Qu’est-ce qui explique que, dans l’opinion publique, l’école à la maison demeure souvent mal considérée, voire suspecte? On lui fait le reproche de limiter la socialisation des enfants qui «prennent peu l’habitude du collectif que constitue une classe», comme le pointe la sociologue Farinaz Fassa Recrosio. Laquelle craint qu’«élevés dans des cocons, ces enfants soient peu ouverts aux cultures des autres». Ce à quoi la fondatrice de FEEL rétorque: «Leurs parents sont hypersociaux, au contraire. Ils privilégient un autre mode de socialisation, plus intergénérationnel, à l’image de la société.»

La réponse ne convainc pas Serge Martin, de la Direction générale de l’enseignement obligatoire du canton de Vaud. «Grandir, c’est aussi apprendre à évoluer au dehors de l’environnement familial», rappelle-t-il. Et de préciser que, si les choses se passent relativement bien avec les petits, elles peuvent se corser à l’adolescence, période souvent conflictuelle et où les savoirs se complexifient. «C’est souvent là que l’on voit les limites de cet enseignement à domicile et que les parents remettent leurs enfants à l’école. Même s’il y a parfois de belles surprises», admet-il.

Et au final? «Les chiffres montrent que les enfants scolarisés par leurs parents ont plutôt tendance à mieux réussir leurs études, voire leur intégration dans le monde du travail», indique Olivier Maulini. Pour lui, pourtant, ces bons résultats seraient «moins dus à la déscolarisation qu’à l’attention portée aux enfants.» Et comme l’attention disponible pour chacun est inversement proportionnelle au nombre de bambins présents...

Témoignages

Sarah, 33 ans, laborantine, mère de trois enfants, Morges

«Je me rappelle très bien ce moment: notre aîné allait être en âge d’être scolarisé et, c’est vrai, je n’étais vraiment pas prête à cette séparation. L’idée m’en semblait même contre nature: alors que j’allais rester à la maison avec ses deux frère et sœur, lui serait forcé de rejoindre des inconnus et de passer la journée avec? C’était juste impensable pour moi. J’ai eu un sursaut de panique, une véritable angoisse. Alors j’ai pris mon ordinateur, en quête d’informations. Pas sur l’école à la maison – je ne savais pas que ça existait – mais sur des écoles privées, peut-être plus souples en la matière. C’était bête, mais c’est comme ça que je suis tombée sur des sites évoquant la possibilité d’instruire son enfant à domicile. En lisant les différents témoignages, j’ai été aussitôt saisie. C’était pour moi une évidence: j’allais faire l’école à la maison! De toute façon, j’y étais déjà, à la maison, puisque j’avais fait le choix d’être une maman au foyer... Ensuite, nous en avons discuté avec mon mari, et tout s’est fait très simplement. Aujourd’hui, nous sommes heureux comme tout. Même si je reste consciente que cette instruction familiale ne durera pas éternellement…»
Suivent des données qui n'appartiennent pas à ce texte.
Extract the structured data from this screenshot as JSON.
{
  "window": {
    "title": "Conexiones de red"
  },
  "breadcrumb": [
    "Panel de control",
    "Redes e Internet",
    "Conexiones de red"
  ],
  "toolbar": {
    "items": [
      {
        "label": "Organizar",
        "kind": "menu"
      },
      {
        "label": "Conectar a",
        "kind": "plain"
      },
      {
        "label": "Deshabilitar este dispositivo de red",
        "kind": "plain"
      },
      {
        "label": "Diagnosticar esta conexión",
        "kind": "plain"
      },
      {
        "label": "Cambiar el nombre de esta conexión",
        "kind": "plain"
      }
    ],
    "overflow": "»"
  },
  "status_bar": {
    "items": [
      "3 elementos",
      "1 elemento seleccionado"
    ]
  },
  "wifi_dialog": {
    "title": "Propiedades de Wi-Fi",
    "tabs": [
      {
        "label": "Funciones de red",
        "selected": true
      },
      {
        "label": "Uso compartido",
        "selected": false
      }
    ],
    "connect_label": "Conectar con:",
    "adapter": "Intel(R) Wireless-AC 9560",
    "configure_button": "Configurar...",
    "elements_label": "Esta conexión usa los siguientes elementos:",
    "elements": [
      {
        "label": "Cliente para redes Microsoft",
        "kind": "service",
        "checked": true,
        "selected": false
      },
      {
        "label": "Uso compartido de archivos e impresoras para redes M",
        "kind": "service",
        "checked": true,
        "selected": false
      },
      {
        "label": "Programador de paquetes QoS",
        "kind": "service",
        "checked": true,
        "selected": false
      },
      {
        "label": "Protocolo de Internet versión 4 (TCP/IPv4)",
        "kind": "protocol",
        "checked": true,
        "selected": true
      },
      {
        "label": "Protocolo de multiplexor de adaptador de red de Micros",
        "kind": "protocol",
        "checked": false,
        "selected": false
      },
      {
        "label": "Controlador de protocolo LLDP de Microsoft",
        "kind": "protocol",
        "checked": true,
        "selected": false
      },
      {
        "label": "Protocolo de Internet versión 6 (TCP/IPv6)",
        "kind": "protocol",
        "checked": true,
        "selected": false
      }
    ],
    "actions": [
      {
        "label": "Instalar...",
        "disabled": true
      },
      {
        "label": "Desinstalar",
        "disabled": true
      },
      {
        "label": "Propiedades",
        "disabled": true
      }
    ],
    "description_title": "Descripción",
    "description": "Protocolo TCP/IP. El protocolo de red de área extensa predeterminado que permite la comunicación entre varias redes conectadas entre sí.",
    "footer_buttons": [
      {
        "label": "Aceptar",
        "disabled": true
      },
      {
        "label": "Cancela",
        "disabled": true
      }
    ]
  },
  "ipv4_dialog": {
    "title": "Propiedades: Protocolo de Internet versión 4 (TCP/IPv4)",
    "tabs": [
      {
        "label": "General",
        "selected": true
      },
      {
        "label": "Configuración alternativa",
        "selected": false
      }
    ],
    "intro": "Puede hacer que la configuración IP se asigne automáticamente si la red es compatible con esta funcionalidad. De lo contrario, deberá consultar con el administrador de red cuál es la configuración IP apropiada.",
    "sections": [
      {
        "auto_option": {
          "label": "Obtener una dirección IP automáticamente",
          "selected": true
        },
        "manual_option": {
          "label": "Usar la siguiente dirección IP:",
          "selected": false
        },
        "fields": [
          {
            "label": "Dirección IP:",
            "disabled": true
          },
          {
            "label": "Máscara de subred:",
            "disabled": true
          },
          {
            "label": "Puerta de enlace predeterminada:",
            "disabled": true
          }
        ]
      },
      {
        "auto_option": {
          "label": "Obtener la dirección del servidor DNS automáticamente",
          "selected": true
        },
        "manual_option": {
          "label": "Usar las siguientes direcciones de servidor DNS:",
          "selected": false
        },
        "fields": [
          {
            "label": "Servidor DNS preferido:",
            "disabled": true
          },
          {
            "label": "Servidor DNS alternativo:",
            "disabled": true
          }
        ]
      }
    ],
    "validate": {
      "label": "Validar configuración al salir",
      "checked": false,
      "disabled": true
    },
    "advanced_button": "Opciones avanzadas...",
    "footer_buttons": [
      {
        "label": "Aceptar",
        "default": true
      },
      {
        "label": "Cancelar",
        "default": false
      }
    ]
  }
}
Deborah, 38 ans, éducatrice, mère de deux enfants, Fribourg

«Avec le papa des petits, on a toujours été de grands bourlingueurs. Pendant les premières années des garçons, on a beaucoup voyagé. On avait la chance que nos boulots nous le permettent. Arrivé l’âge de l’école, nous n’avions pas envie de perdre tout ça. Et puis, il nous semblait que nos enfants apprenaient davantage avec nous, que ce soit lors de nos voyages, en jardinant ou en allant ensemble au théâtre ou au musée. Nous avons alors rencontré des amis d’amis qui avaient fait le choix d’instruire eux-mêmes leurs enfants à la maison. Nous en avons longuement discuté et, même si prendre une pareille responsabilité nous faisait parfois un peu peur, on n’arrivait pas à se débarrasser de cette hypothèse si séduisante. Nous nous sommes donc décidés à nous offrir ce luxe: la liberté d’être en famille et de tout faire ensemble. Aujourd’hui, les garçons ont rejoint les bancs de l’école publique et tout se passe très bien. Ils sont en âge d’apprécier d’être en milieu scolaire et, de toute façon, je n’étais plus vraiment en mesure d’assumer les cours de maths! Je n’ai plus le niveau requis.» (rires.)

A chacun sa législation

En Suisse, le droit à instruire son enfant à la maison varie considérablement d’un canton à l’autre. Vaud est le canton le plus souple en la matière. L’école à la maison y est même considérée comme un droit garanti par la Loi sur l’enseignement obligatoire. Pour l’exercer, il suffit d’en informer la direction des écoles et de respecter le plan d’études romand, le fameux PER. Chaque année, un contrôle sera effectué, par un inspecteur envoyé par l’Etat, pour vérifier les connaissances de l’élève dans les branches principales. Neuchâtel et le Jura fonctionnent plus ou moins de la même façon. Mais dans les autres cantons romands, l’affaire est plus complexe. En Valais et dans le canton de Fribourg, un des parents doit obligatoirement être titulaire d’un diplôme d’enseignant. Quant au canton de Genève, la loi y prévoit un régime déclaratif où, comme en Vaud, il est suffisant d’informer l’autorité. «Or, dans les faits, dénonce Mical Staquet, fondatrice et coprésidente de l’association FEEL (Faire l’Ecole En Liberté), le canton surveille si étroitement les parents qu’il en fait un système d’autorisation»… Des différences flagrantes, donc. Et qui ouvrent la porte à une forme de «tourisme scolaire»: «Je connais personnellement une dizaine de familles qui ont déménagé pour cette raison.»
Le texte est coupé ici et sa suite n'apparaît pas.